When we understand this, we do not seek answers from other men to determine if an action is sinful. It does not matter what man may think, only what God thinks. Government may make laws instructing us that we must accept certain actions that are sinful. It does not have authority to do that, as “we must obey God rather than men” (Acts 5:29).
Does God know when we sin or justify sins of others? The answer is yes: “The eyes of the Lord are in every place, watching the evil and the good” (Prov. 15:3). No man can sin without God knowing it. “And there is no creature hidden from His sight, but all things are open and laid bare to the eyes of Him with whom we have to do” (Heb. 4:13). As David found out, sin eventually will find you out (II Samuel 11-12), many times with severe consequences.
What can we do about sin? We must speak out and stand against it in all forms. We must not condone it in ourselves, family, government or anywhere. Many seem to be afraid to let their voices be heard against it.

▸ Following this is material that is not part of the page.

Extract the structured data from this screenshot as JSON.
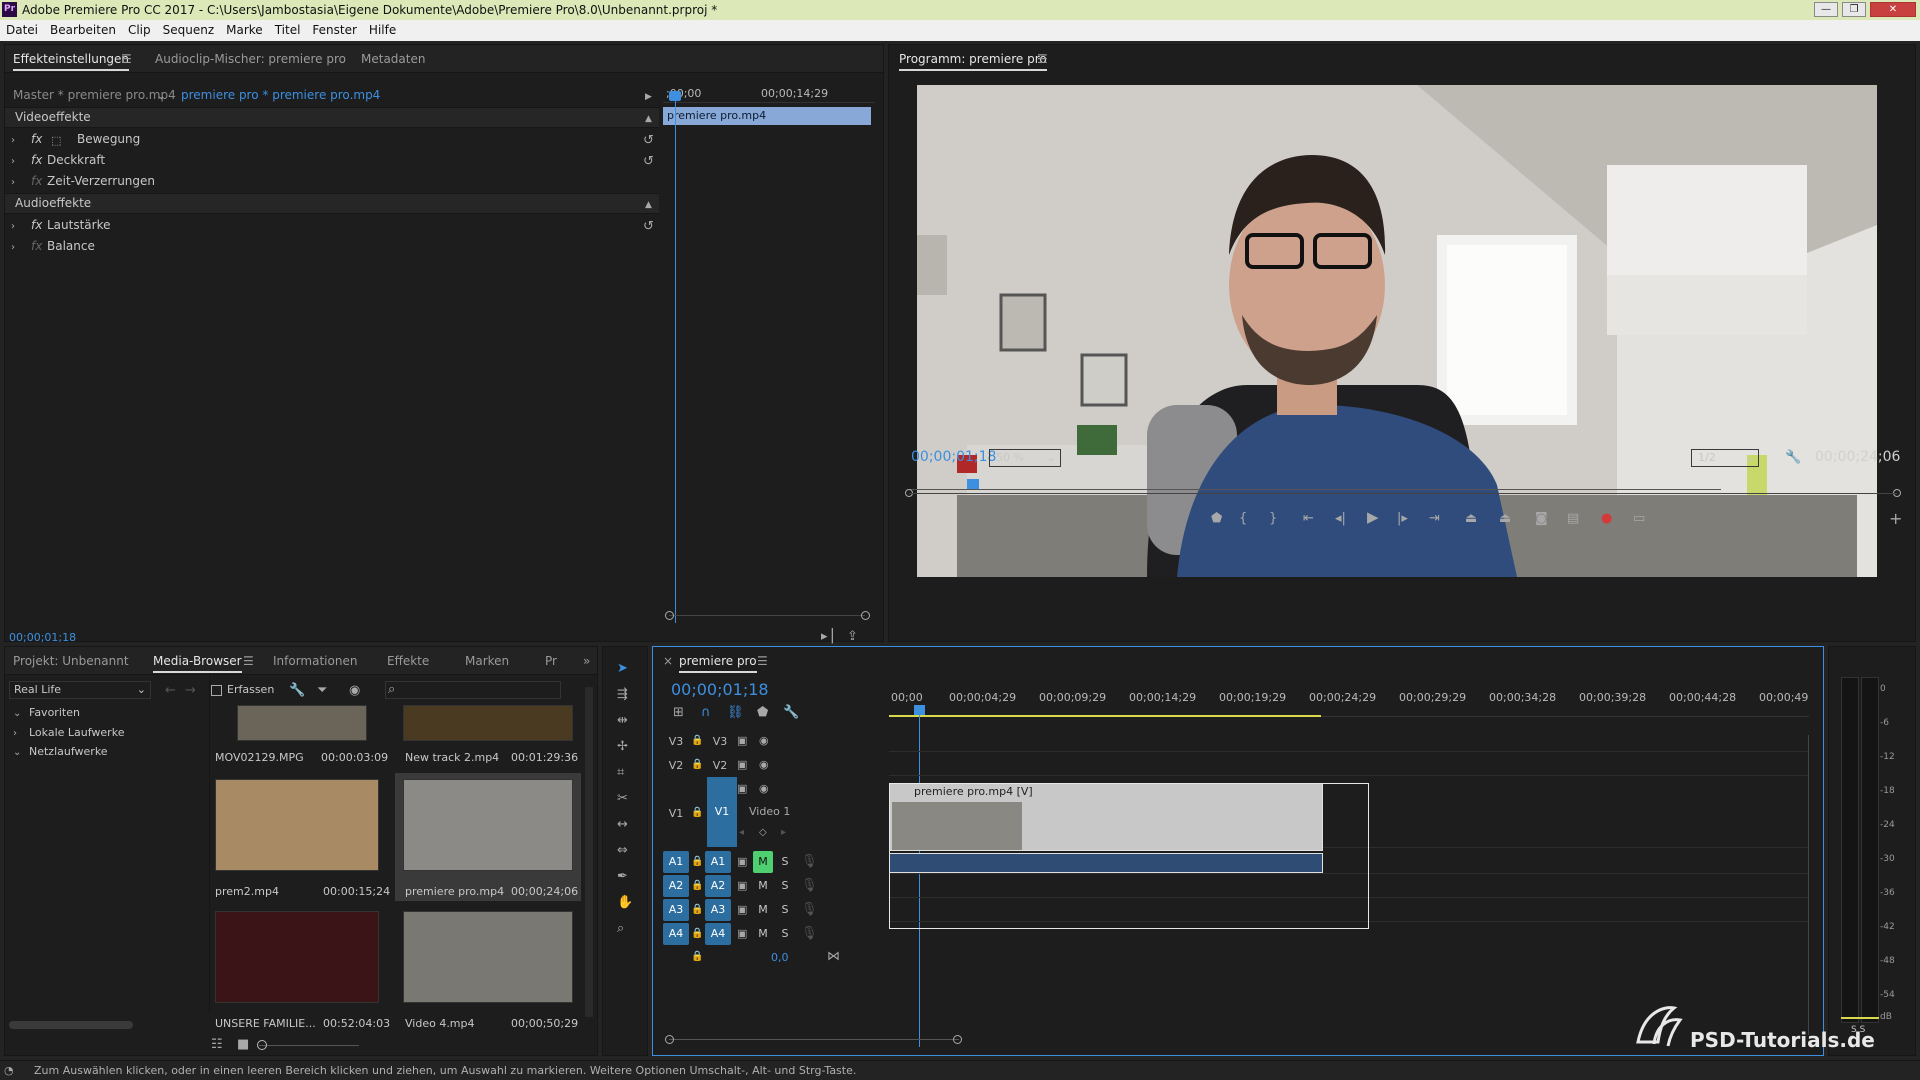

We can obey the one who has made it possible to have our sins forgiven — Jesus, the Christ. “My little children, I am writing these things to you so that you may not sin. And if anyone sins, we have an advocate with the Father, Jesus Christ the righteous” (I John 2:1). You notice I said “obey” because obedience to all teachings of the Bible are required.
Remember, “Therefore, to one who knows the right thing to do and does not do it, to him it is sin” (James 4:17). Sitting quietly by while sin takes over all around us is unacceptable.